Gayromeo als Hetenschreck: Nach einer Anzeige im Internet-Datingportal klopften dutzende Schwule beim Gast eines Fünf-Sterne-Hotels in München, der entnervt die Polizei alarmierte.

Wie die "Abendzeitung" berichtet, kamen am Samstag insgesamt 30 schwule Männer zum Hotel, um mit dem Gast Sex zu haben. Sie folgten dabei einer falschen Internet-Einladung, was für den Gast nach Polizeiangaben eine Tortur bedeutete. Er wählte gegen 20:45 Uhr die Notrufnummer, nachdem er mehrere enttäuschte Besucher abweisen musste. Ein Polizeisprecher erklärte: "Der Gast dreht langsam durch, weil er bereits 30 sexwillige Männer hat abweisen müssen, die das gar nicht lustig fanden." Nachdem die Anzeige entfernt worden ist, habe der Gast wieder seine Ruhe gehabt.

Noch ist unklar, ob die Einladung ein Versehen war oder ob es sich um eine gezielte Aktion gegen den Hotelgast handelt. Die Polizei ermittelt wegen Belästigung gegen Unbekannt.

In der Vergangenheit gab es bereits wiederholt Missbrauch von Online-Datingdiensten. So outeten Boulevardjournalisten und ein CDU-Bürgermeister im vergangenen Jahr mehrere katholische Priester, nachdem sie auf deren Datingseite auf der Plattform Gayromeo aufmerksam wurden. Die katholische Kirche entfernte daraufhin die Priester aus dem Kirchendienst (queer.de berichtete).

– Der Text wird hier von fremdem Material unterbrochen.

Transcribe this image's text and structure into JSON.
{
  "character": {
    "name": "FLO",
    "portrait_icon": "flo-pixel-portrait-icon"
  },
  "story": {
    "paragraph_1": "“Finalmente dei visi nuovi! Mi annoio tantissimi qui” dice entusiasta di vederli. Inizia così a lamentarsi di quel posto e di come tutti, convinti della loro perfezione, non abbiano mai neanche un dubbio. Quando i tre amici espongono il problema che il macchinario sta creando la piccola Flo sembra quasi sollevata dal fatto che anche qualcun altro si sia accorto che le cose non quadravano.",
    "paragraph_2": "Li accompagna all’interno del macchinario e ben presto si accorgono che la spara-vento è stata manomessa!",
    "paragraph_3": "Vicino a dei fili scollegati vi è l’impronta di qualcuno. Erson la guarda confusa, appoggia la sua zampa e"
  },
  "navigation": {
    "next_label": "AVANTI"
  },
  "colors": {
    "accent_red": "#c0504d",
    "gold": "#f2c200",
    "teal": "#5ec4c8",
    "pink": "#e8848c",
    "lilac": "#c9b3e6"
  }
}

2009 wurde ein Mann aus Paderborn von drei Personen ermordet, die er zuvor bei Gayromeo kennen gelernt hatte (queer.de berichtete). Den Ermittlungen zufolge haben die drei Täter gemeinsam im Alter zwischen 17 und 20 Jahren den 34-jährigen Schwulen umgebracht, weil dieser sie "genervt" habe.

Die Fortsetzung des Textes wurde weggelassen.